De hoogte van de bijzondere bijstand voor uitvaartkosten bedraagt:
- a.
maximaal 90 % van het door NIBUD genoemde bedrag voor de van toepassing zijnde minimale variant van een uitvaart.
- b.
Het bedrag van een eventuele voorliggende voorziening en de draagkracht van de aanvrager(s) worden op het bedrag in mindering gebracht.
4.3.9 Kinder- en peuteropvangkosten
- 1.
De ouderbijdrage die aan ouders gevraagd wordt door de peuterspeelzaal wordt vergoed voor maximaal 2 dagdelen per week.
- 2.
De vergoeding bedraagt 100% van de kosten
- a.
Een vergoeding voor de peuterspeelzaal wordt niet in combinatie met een vergoeding voor meer dan twee dagdelen kinderopvang verstrekt.
- b.
Tijdens het volgen van een re-integratie traject, werk of het volgen van een studie, vergoeden we de volledige eigen bijdrage kinderopvang.
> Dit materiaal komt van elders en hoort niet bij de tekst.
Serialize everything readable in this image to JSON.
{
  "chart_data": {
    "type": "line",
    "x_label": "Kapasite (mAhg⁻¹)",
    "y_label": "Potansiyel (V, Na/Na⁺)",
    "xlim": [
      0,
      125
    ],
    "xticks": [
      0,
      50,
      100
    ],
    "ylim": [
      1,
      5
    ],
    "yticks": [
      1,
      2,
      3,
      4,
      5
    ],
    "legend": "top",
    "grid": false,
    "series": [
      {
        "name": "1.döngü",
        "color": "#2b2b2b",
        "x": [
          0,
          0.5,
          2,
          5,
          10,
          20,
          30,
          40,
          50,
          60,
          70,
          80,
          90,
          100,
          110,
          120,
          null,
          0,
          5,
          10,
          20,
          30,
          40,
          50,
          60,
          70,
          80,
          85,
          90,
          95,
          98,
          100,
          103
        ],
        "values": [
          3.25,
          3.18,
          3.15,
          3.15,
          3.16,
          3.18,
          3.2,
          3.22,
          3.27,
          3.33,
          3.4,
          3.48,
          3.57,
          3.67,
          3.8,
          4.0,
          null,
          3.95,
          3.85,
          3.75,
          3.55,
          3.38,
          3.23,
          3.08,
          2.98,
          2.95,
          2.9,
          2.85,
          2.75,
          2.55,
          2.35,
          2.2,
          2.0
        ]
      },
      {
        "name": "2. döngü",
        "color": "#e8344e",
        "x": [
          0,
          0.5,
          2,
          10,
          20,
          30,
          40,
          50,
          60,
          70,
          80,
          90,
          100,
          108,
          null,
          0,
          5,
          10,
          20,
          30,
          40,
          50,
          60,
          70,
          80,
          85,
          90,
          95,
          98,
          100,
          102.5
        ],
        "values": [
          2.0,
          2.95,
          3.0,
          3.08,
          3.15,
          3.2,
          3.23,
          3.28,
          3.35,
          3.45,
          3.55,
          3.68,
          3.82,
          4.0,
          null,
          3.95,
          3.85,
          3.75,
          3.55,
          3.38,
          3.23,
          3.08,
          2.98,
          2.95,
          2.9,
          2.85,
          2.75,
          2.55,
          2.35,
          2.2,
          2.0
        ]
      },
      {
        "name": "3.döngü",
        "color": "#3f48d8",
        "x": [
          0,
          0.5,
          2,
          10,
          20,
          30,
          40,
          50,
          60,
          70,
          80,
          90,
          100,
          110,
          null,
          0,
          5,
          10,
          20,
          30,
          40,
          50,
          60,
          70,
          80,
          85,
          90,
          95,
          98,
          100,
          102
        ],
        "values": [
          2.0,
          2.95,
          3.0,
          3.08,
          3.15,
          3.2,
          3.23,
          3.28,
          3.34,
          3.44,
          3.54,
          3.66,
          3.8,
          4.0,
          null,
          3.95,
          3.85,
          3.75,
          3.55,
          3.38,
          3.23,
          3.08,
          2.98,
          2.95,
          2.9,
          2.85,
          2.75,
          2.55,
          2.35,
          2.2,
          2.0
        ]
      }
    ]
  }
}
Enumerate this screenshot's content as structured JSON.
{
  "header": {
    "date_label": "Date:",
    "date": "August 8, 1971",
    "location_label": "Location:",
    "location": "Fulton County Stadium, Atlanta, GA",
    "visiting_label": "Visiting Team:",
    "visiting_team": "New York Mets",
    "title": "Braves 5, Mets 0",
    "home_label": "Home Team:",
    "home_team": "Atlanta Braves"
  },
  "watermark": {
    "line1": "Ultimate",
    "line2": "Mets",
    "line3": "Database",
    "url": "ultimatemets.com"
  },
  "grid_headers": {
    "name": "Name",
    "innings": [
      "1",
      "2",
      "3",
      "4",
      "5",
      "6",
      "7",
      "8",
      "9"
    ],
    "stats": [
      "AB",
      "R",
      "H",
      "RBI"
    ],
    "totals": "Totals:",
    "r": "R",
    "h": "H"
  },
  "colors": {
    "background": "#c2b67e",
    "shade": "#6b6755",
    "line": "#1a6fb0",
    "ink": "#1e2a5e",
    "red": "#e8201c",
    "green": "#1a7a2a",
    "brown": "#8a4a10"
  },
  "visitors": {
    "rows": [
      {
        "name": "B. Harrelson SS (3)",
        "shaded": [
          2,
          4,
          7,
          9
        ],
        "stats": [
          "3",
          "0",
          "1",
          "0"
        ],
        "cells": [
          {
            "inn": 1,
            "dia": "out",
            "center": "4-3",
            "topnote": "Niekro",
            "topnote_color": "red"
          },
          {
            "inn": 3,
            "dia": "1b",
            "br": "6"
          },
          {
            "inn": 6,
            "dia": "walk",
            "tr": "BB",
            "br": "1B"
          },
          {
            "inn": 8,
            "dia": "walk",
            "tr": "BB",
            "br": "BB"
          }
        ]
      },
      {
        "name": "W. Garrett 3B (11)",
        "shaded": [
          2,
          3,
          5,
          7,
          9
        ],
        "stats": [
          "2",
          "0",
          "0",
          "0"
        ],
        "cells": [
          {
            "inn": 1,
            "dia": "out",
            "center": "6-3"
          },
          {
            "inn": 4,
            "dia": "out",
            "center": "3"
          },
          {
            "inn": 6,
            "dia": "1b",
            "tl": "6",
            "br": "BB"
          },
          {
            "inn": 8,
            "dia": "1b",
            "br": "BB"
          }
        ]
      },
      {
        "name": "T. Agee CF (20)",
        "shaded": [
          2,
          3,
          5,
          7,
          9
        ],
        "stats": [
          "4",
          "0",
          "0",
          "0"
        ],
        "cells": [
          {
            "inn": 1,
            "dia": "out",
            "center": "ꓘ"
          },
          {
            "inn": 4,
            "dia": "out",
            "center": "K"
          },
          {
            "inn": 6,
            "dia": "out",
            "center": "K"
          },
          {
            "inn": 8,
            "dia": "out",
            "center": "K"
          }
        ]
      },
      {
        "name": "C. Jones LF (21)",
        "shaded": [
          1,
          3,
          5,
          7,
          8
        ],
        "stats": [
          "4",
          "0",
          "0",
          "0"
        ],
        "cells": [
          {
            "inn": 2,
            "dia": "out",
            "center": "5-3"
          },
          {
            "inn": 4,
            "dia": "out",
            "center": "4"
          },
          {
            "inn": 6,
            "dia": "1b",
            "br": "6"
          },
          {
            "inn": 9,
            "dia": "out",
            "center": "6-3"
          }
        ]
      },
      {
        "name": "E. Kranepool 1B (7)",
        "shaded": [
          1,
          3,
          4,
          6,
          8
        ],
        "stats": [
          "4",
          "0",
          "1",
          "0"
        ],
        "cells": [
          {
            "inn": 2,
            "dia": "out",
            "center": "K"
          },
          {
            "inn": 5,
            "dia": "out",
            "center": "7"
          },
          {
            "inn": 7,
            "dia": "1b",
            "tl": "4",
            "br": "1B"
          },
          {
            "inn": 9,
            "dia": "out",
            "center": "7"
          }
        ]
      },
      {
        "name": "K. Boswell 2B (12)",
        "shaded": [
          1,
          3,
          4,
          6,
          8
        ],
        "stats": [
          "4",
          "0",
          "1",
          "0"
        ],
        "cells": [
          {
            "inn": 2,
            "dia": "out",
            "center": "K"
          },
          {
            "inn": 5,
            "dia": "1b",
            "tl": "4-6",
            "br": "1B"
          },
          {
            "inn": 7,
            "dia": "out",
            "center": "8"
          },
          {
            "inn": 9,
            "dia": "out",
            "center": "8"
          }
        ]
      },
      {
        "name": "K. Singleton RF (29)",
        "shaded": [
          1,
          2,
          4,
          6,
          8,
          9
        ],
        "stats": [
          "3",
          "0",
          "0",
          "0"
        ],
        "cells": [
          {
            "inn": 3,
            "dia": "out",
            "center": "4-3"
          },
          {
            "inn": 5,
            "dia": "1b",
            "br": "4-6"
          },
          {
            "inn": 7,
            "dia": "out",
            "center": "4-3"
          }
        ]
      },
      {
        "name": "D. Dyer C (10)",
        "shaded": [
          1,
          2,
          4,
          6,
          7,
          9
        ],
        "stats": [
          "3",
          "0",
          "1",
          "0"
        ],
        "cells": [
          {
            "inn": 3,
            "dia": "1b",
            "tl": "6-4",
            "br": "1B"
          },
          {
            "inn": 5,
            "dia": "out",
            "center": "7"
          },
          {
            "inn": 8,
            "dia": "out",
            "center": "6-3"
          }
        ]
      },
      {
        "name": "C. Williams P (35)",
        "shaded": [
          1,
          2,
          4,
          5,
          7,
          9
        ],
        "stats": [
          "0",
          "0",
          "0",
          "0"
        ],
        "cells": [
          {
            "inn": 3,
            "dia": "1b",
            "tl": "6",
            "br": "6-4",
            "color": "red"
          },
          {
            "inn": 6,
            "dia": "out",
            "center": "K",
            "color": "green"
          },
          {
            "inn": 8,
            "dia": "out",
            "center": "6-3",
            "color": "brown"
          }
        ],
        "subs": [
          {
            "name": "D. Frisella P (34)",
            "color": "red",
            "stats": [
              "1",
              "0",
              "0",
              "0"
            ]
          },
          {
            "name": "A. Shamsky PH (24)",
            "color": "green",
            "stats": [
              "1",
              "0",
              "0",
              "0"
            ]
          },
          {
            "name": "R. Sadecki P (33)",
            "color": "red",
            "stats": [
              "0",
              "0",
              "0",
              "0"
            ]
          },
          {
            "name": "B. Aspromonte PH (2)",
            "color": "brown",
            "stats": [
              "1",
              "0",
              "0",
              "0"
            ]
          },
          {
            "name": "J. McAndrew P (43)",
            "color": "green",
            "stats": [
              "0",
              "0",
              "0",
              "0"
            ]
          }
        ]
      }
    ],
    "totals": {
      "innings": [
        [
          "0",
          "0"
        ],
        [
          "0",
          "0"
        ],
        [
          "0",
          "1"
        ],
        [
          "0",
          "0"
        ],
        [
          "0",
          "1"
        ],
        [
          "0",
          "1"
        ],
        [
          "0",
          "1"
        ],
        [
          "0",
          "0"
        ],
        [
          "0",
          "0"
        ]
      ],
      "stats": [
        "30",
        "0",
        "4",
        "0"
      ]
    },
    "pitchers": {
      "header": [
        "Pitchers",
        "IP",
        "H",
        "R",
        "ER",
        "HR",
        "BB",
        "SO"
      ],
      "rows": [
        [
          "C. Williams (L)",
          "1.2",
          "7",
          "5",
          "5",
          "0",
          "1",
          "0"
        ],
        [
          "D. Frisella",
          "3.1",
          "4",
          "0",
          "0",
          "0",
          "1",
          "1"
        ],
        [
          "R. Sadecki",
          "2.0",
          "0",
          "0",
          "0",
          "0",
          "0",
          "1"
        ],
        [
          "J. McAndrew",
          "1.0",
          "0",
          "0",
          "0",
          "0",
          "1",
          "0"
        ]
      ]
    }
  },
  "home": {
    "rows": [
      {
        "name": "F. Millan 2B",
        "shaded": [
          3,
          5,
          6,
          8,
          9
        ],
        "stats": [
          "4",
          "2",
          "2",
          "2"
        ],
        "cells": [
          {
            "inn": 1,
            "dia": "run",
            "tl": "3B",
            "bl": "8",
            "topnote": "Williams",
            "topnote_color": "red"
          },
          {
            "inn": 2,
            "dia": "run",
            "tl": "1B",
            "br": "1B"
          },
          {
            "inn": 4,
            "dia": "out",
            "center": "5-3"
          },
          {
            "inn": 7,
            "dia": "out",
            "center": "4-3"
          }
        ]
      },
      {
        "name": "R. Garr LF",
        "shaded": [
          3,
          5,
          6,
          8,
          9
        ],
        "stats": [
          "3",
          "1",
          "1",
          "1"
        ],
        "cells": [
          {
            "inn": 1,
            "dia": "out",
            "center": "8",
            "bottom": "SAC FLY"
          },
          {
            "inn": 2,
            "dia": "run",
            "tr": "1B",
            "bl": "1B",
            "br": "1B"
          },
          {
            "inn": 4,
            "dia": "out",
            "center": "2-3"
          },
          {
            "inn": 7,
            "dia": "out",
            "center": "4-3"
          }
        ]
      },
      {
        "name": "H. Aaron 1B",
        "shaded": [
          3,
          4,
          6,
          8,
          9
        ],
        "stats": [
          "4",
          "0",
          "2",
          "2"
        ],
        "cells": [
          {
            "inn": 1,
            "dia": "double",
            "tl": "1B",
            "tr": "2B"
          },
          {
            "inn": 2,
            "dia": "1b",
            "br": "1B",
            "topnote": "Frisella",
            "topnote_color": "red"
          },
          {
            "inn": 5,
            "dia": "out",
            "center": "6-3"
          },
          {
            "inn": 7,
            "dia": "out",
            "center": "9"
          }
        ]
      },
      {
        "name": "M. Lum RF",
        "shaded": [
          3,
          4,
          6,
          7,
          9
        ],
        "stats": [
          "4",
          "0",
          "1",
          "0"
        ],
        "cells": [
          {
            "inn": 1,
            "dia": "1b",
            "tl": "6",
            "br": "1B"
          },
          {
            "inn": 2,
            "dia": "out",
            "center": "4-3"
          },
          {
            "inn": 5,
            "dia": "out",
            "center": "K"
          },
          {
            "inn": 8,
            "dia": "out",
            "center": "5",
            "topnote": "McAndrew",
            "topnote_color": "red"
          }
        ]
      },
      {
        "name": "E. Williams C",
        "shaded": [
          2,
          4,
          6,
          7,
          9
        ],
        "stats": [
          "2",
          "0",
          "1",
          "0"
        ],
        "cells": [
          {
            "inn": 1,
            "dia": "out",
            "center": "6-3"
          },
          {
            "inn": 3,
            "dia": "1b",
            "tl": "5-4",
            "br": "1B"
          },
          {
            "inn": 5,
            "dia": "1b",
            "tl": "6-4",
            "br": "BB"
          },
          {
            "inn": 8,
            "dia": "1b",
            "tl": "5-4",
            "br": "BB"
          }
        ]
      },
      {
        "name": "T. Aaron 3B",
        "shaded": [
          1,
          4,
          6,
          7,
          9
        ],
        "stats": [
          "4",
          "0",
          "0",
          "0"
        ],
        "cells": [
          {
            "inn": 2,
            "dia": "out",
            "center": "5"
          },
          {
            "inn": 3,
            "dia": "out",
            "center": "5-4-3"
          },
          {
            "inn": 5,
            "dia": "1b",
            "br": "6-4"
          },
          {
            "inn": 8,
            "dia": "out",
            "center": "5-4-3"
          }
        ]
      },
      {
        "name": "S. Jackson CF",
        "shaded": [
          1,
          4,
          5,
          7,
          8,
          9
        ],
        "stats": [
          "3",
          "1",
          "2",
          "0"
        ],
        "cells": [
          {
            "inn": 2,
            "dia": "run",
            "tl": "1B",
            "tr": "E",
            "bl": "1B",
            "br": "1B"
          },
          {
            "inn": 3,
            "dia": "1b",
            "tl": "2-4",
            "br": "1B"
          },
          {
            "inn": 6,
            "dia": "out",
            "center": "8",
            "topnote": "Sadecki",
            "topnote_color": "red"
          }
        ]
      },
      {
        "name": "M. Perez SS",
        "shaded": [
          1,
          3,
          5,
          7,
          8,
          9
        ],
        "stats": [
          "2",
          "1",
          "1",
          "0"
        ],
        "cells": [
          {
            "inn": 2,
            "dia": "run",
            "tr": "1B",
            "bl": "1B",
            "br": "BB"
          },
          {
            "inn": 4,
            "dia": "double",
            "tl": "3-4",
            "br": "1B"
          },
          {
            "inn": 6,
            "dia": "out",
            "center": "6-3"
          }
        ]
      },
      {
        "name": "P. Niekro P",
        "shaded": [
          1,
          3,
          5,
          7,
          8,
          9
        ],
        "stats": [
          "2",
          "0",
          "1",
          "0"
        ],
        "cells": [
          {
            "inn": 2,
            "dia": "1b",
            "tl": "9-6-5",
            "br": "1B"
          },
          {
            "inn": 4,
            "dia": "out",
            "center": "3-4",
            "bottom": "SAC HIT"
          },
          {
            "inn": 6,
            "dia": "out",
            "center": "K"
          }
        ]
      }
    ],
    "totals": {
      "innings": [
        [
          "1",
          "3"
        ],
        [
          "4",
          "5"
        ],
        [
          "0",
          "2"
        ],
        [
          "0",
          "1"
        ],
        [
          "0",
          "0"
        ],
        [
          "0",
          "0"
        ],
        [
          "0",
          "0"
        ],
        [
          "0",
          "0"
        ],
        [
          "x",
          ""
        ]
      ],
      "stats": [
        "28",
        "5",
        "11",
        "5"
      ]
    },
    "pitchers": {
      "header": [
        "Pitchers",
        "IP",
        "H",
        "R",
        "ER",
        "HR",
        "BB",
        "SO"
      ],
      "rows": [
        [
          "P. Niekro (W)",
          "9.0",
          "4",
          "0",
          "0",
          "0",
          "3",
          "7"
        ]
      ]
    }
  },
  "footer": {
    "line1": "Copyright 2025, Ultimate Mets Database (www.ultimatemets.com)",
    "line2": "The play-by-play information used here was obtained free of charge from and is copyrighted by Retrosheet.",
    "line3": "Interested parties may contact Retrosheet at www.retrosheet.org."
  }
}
4.3.10 Kosten maaltijdvoorziening
- 1.
Voedingskosten behoren tot de algemeen voorkomende noodzakelijke kosten van het bestaan. Voorliggende voorzieningen voor het bekostigen van maaltijden zijn onder meer de Wmo 2015, Zorgverzekeringswet of een subsidieregeling.
- 2.
Alleen wanneer een inwoner niet in staat is om zelf maaltijden te bereiden en hiervoor is aangewezen op een maaltijdvoorziening, kan bijzondere bijstand worden verstrekt voor de meerkosten van deze maaltijdvoorziening.
- 3.
De hoogte van de bijzondere bijstand 50 % van de kosten met een maximum van €5.
- 4.
De bijzondere bijstand kan worden verstrekt voor maximaal één warme maaltijd per dag per persoon.
- 5.
De bijzondere bijstand wordt per maand verstrekt.
4.3.11 Legeskosten verlengen verblijfsvergunning, naturalisatie
- 1.
Legeskosten voor (verlenging van) een verblijfsvergunning behoren tot de incidenteel voorkomende algemeen noodzakelijke kosten van het bestaan. Enkel indien de inwoner niet in staat is geweest te reserveren voor deze kosten dan wel geen lening kan afsluiten, komt men in aanmerking voor bijzondere bijstand.
- 2.
Bijzondere bijstand voor legeskosten voor verblijfsvergunningen is mogelijk voor:
- a.
Legeskosten voor verlengingen van vergunningen voor bepaalde tijd of onbepaalde tijd en wijzigingen in verblijfsdoelen.
- b.
Legeskosten voor in Nederland geboren kinderen van niet-Nederlandse ouders.